I have been interested into several classifications, as I wanted to know:
- Which plants were natives and which ones were introduced, though I found it mostly of intellectual interest. This is also interesting to identify some plants that look like ones I knew, or whose family looked familiar to me.
- Which ones are edible or medicinal plants.
- Which ones are welcome in my garden, and the ones I invite to please grow elsewhere.
I also wanted to be able to show plants more easily with photos, for some
people come here on holidays for helping me. How can you weed, or avoid stepping on some
wild herbs, or make your salad, if you are confused?
Weeding: About my last reason to identify plants, my way of weeding is a sort of selection, and I can explain it a little, as I hope to make it a suggestion for gardeners.
What are the advantages of selective weeding?
- Nature never leaves a bare ground, so when you weed out everything, some will grow again. If you leave the ones that do not bother you, they will prevent others from sprouting.
- The other advantage of the method is that it makes you know your herbs better, so you can become friends with the ones you like best.
The ones I like best in my garden are the ones I can take off easily when I need some more room or when my veggies are big enough to shade the ground by themselves, and need sun. The ones I prefer to see at a distance are especially the ones that hurt!
- Some hurt me, with their needles or some tiny hooks,
- Some just bother clothes, but are a lost of time worse that depilating!
- Some hurt my cultivated plants, by climbing too much.
- Some grow so fast that they can overcome from seed my seedlings.
- Some can also be welcome when they are young, and become a nuisance when they grow, be it only with a root to strong to pull it out.
Sure, you do not need to know their name to do it
But let's be
practical. When you get the name, you can look for information on Internet, and you can
also communicate with other people, if only more people knew their names as well!
We complain that we hardly know our neighbours in towns, but then, it is a good start to get acquainted to the living beings of our beloved nature, at least the ones that surround us. Isn't it the idea of Jim's award? Each backyard is a world, and getting interested into it the way we would like to relate to our fellow humans is a great idea.

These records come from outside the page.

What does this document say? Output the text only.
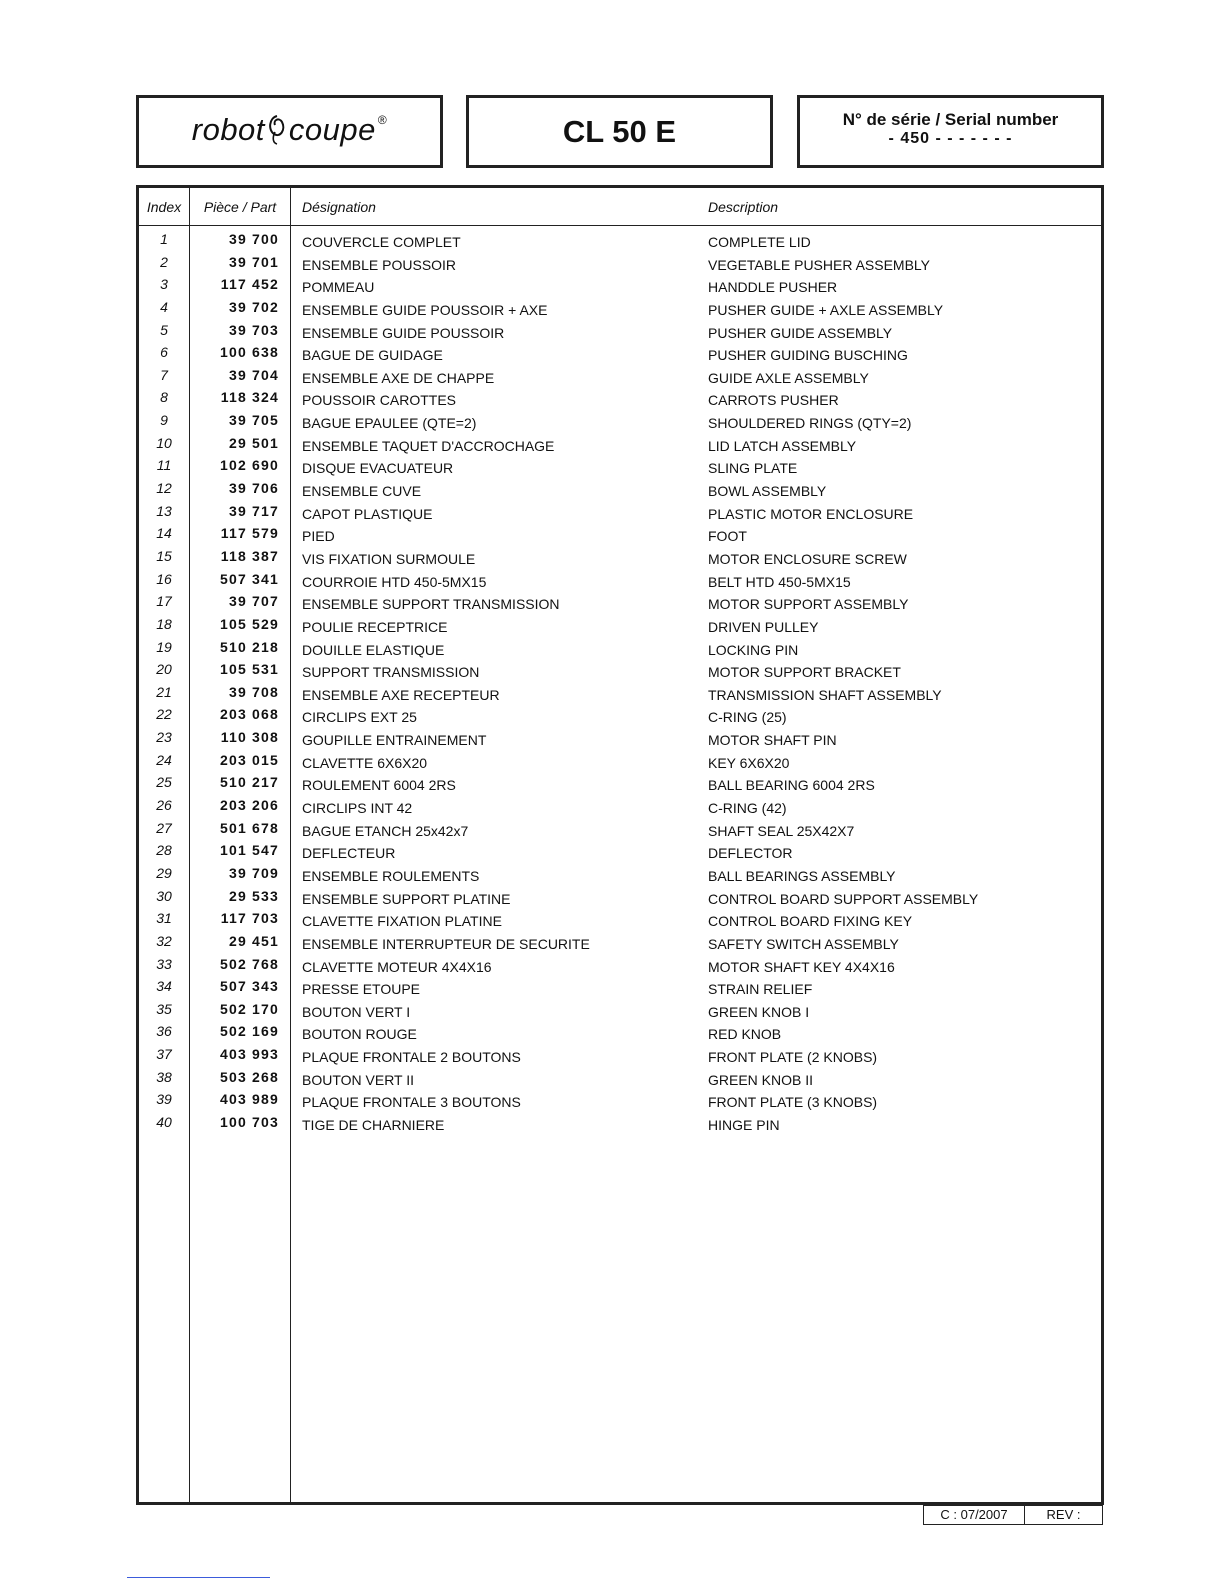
robot coupe ®	CL 50 E	N° de série / Serial number
- 450 - - - - - - -
Index	Pièce / Part	Désignation	Description
1	39 700 COUVERCLE COMPLET	COMPLETE LID
2	39 701 ENSEMBLE POUSSOIR	VEGETABLE PUSHER ASSEMBLY
3	117 452 POMMEAU	HANDDLE PUSHER
4	39 702 ENSEMBLE GUIDE POUSSOIR + AXE	PUSHER GUIDE + AXLE ASSEMBLY
5	39 703 ENSEMBLE GUIDE POUSSOIR	PUSHER GUIDE ASSEMBLY
6	100 638 BAGUE DE GUIDAGE	PUSHER GUIDING BUSCHING
7	39 704 ENSEMBLE AXE DE CHAPPE	GUIDE AXLE ASSEMBLY
8	118 324 POUSSOIR CAROTTES	CARROTS PUSHER
9	39 705 BAGUE EPAULEE (QTE=2)	SHOULDERED RINGS (QTY=2)
10	29 501 ENSEMBLE TAQUET D'ACCROCHAGE	LID LATCH ASSEMBLY
11	102 690 DISQUE EVACUATEUR	SLING PLATE
12	39 706 ENSEMBLE CUVE	BOWL ASSEMBLY
13	39 717 CAPOT PLASTIQUE	PLASTIC MOTOR ENCLOSURE
14	117 579 PIED	FOOT
15	118 387 VIS FIXATION SURMOULE	MOTOR ENCLOSURE SCREW
16	507 341 COURROIE HTD 450-5MX15	BELT HTD 450-5MX15
17	39 707 ENSEMBLE SUPPORT TRANSMISSION	MOTOR SUPPORT ASSEMBLY
18	105 529 POULIE RECEPTRICE	DRIVEN PULLEY
19	510 218 DOUILLE ELASTIQUE	LOCKING PIN
20	105 531 SUPPORT TRANSMISSION	MOTOR SUPPORT BRACKET
21	39 708 ENSEMBLE AXE RECEPTEUR	TRANSMISSION SHAFT ASSEMBLY
22	203 068 CIRCLIPS EXT 25	C-RING (25)
23	110 308 GOUPILLE ENTRAINEMENT	MOTOR SHAFT PIN
24	203 015 CLAVETTE 6X6X20	KEY 6X6X20
25	510 217 ROULEMENT 6004 2RS	BALL BEARING 6004 2RS
26	203 206 CIRCLIPS INT 42	C-RING (42)
27	501 678 BAGUE ETANCH 25x42x7	SHAFT SEAL 25X42X7
28	101 547 DEFLECTEUR	DEFLECTOR
29	39 709 ENSEMBLE ROULEMENTS	BALL BEARINGS ASSEMBLY
30	29 533 ENSEMBLE SUPPORT PLATINE	CONTROL BOARD SUPPORT ASSEMBLY
31	117 703 CLAVETTE FIXATION PLATINE	CONTROL BOARD FIXING KEY
32	29 451 ENSEMBLE INTERRUPTEUR DE SECURITE	SAFETY SWITCH ASSEMBLY
33	502 768 CLAVETTE MOTEUR 4X4X16	MOTOR SHAFT KEY 4X4X16
34	507 343 PRESSE ETOUPE	STRAIN RELIEF
35	502 170 BOUTON VERT I	GREEN KNOB I
36	502 169 BOUTON ROUGE	RED KNOB
37	403 993 PLAQUE FRONTALE 2 BOUTONS	FRONT PLATE (2 KNOBS)
38	503 268 BOUTON VERT II	GREEN KNOB II
39	403 989 PLAQUE FRONTALE 3 BOUTONS	FRONT PLATE (3 KNOBS)
40	100 703 TIGE DE CHARNIERE	HINGE PIN
C : 07/2007	REV :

It also helps and shows what our ideas about relationships are. I found out that my ideas are embodied by the way I get to know flora and fauna.
- Let's get to know each other, first as acquaintances and then closer and closer. I do not ask everybody's names in the street, but I do it for people I see often.

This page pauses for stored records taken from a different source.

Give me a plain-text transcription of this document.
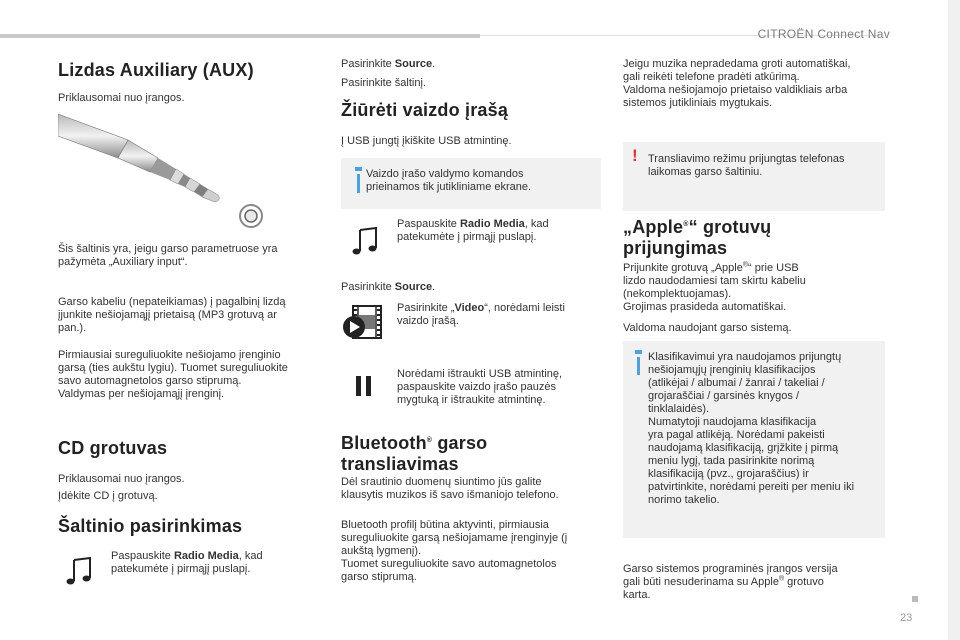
CITROËN Connect Nav
Lizdas Auxiliary (AUX)
Priklausomai nuo įrangos.
Šis šaltinis yra, jeigu garso parametruose yra
pažymėta „Auxiliary input“.
Garso kabeliu (nepateikiamas) į pagalbinį lizdą
įjunkite nešiojamąjį prietaisą (MP3 grotuvą ar
pan.).
Pirmiausiai sureguliuokite nešiojamo įrenginio
garsą (ties aukštu lygiu). Tuomet sureguliuokite
savo automagnetolos garso stiprumą.
Valdymas per nešiojamąjį įrenginį.
CD grotuvas
Priklausomai nuo įrangos.
Įdėkite CD į grotuvą.
Šaltinio pasirinkimas
Paspauskite Radio Media, kad
patekumėte į pirmąjį puslapį.
Pasirinkite Source.
Pasirinkite šaltinį.
Žiūrėti vaizdo įrašą
Į USB jungtį įkiškite USB atmintinę.
Vaizdo įrašo valdymo komandos
prieinamos tik jutikliniame ekrane.
Paspauskite Radio Media, kad
patekumėte į pirmąjį puslapį.
Pasirinkite Source.
Pasirinkite „Video“, norėdami leisti
vaizdo įrašą.
Norėdami ištraukti USB atmintinę,
paspauskite vaizdo įrašo pauzės
mygtuką ir ištraukite atmintinę.
Bluetooth® garso
transliavimas
Dėl srautinio duomenų siuntimo jūs galite
klausytis muzikos iš savo išmaniojo telefono.
Bluetooth profilį būtina aktyvinti, pirmiausia
sureguliuokite garsą nešiojamame įrenginyje (į
aukštą lygmenį).
Tuomet sureguliuokite savo automagnetolos
garso stiprumą.
Jeigu muzika nepradedama groti automatiškai,
gali reikėti telefone pradėti atkūrimą.
Valdoma nešiojamojo prietaiso valdikliais arba
sistemos jutikliniais mygtukais.
! Transliavimo režimu prijungtas telefonas
laikomas garso šaltiniu.
„Apple®“ grotuvų
prijungimas
Prijunkite grotuvą „Apple®“ prie USB
lizdo naudodamiesi tam skirtu kabeliu
(nekomplektuojamas).
Grojimas prasideda automatiškai.
Valdoma naudojant garso sistemą.
Klasifikavimui yra naudojamos prijungtų
nešiojamųjų įrenginių klasifikacijos
(atlikėjai / albumai / žanrai / takeliai /
grojaraščiai / garsinės knygos /
tinklalaidės).
Numatytoji naudojama klasifikacija
yra pagal atlikėją. Norėdami pakeisti
naudojamą klasifikaciją, grįžkite į pirmą
meniu lygį, tada pasirinkite norimą
klasifikaciją (pvz., grojaraščius) ir
patvirtinkite, norėdami pereiti per meniu iki
norimo takelio.
Garso sistemos programinės įrangos versija
gali būti nesuderinama su Apple® grotuvo
karta.
23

- I admit that I get along better with some people. As for plants, I appreciate some nearer and some a little further! This does not mean I want to eradicate all of them with herbicides!

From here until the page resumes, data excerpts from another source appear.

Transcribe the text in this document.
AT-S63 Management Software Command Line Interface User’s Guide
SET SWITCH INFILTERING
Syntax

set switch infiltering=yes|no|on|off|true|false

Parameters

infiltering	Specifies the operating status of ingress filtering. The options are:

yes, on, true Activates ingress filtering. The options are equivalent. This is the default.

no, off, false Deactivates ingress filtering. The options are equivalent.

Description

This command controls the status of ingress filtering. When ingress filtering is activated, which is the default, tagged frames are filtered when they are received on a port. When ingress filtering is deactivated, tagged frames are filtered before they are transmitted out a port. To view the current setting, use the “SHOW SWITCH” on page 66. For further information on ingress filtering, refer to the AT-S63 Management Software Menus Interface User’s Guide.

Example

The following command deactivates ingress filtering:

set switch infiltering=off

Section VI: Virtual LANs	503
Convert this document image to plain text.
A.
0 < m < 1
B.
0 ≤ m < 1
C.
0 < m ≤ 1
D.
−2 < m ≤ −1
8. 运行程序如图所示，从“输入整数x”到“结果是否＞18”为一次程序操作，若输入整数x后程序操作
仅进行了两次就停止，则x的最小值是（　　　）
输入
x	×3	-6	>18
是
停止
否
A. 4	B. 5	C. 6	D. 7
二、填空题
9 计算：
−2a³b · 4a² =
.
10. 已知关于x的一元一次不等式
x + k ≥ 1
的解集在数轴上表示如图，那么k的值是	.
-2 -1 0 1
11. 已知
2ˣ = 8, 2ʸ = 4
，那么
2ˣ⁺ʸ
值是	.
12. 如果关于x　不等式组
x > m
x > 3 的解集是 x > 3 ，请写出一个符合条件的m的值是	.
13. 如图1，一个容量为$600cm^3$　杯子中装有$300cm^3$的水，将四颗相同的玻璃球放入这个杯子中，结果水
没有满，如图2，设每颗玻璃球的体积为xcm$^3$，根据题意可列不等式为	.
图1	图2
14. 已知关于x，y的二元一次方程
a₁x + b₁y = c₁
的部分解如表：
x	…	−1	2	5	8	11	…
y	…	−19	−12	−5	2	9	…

- Neighbours are often closer than our family members. The best for everyone is to get along, which can be done best by getting to know each other, and this is worth an effort.
- When you get to know people or plants or animals better, then you appreciate them fully, and also you know what you can do or not. Plants are like us and do not all suffer from the same reasons. Just take the need for water. Some plants will thrive or die if you make no difference between them. We usually hurt and get hurt by lack of true information about each other. So, let's individualize the living beings that surround us.